Build the codon variants

Analyze the codon mutations in the variants and build a codon-variant table.

First, import Python modules:

[1]:
import itertools
import tempfile

import Bio.SeqIO

import altair as alt

import dms_variants.codonvarianttable
import dms_variants.plotnine_themes

import matplotlib.pyplot as plt

import pandas as pd

import upsetplot

import yaml
[2]:
# allow more rows for Altair
_ = alt.data_transformers.disable_max_rows()

Read configuration:

[3]:
# If you are running notebook interactively rather than in pipeline that handles
# working directories, you may have to first `os.chdir` to appropriate directory.

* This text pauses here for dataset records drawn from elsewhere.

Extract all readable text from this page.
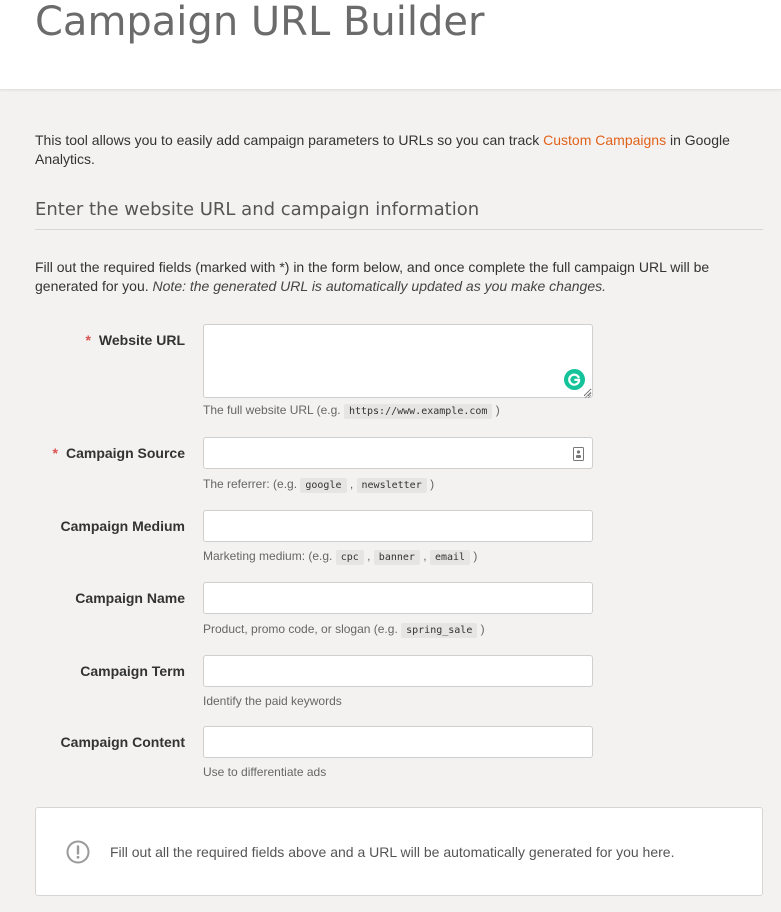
Campaign URL Builder

This tool allows you to easily add campaign parameters to URLs so you can track Custom Campaigns in Google Analytics.

Enter the website URL and campaign information

Fill out the required fields (marked with *) in the form below, and once complete the full campaign URL will be generated for you. Note: the generated URL is automatically updated as you make changes.

* Website URL
The full website URL (e.g. https://www.example.com )
* Campaign Source
The referrer: (e.g. google , newsletter )
Campaign Medium
Marketing medium: (e.g. cpc , banner , email )
Campaign Name
Product, promo code, or slogan (e.g. spring_sale )
Campaign Term
Identify the paid keywords
Campaign Content
Use to differentiate ads
Fill out all the required fields above and a URL will be automatically generated for you here.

with open("config.yaml") as f:
    config = yaml.safe_load(f)

Create codon-variant table with neutralization standards

First, read the neutralization standards:

[4]:
print(
    f"Reading neutralization standard barcodes from {config['neut_standard_barcodes']}"
)
neut_standard = pd.read_csv(config["neut_standard_barcodes"])
assert len(neut_standard) == neut_standard["barcode"].nunique()

print(f"There are {len(neut_standard)} neutralization standard barcodes.")
Reading neutralization standard barcodes from data/neutralization_standard_barcodes.csv
There are 8 neutralization standard barcodes.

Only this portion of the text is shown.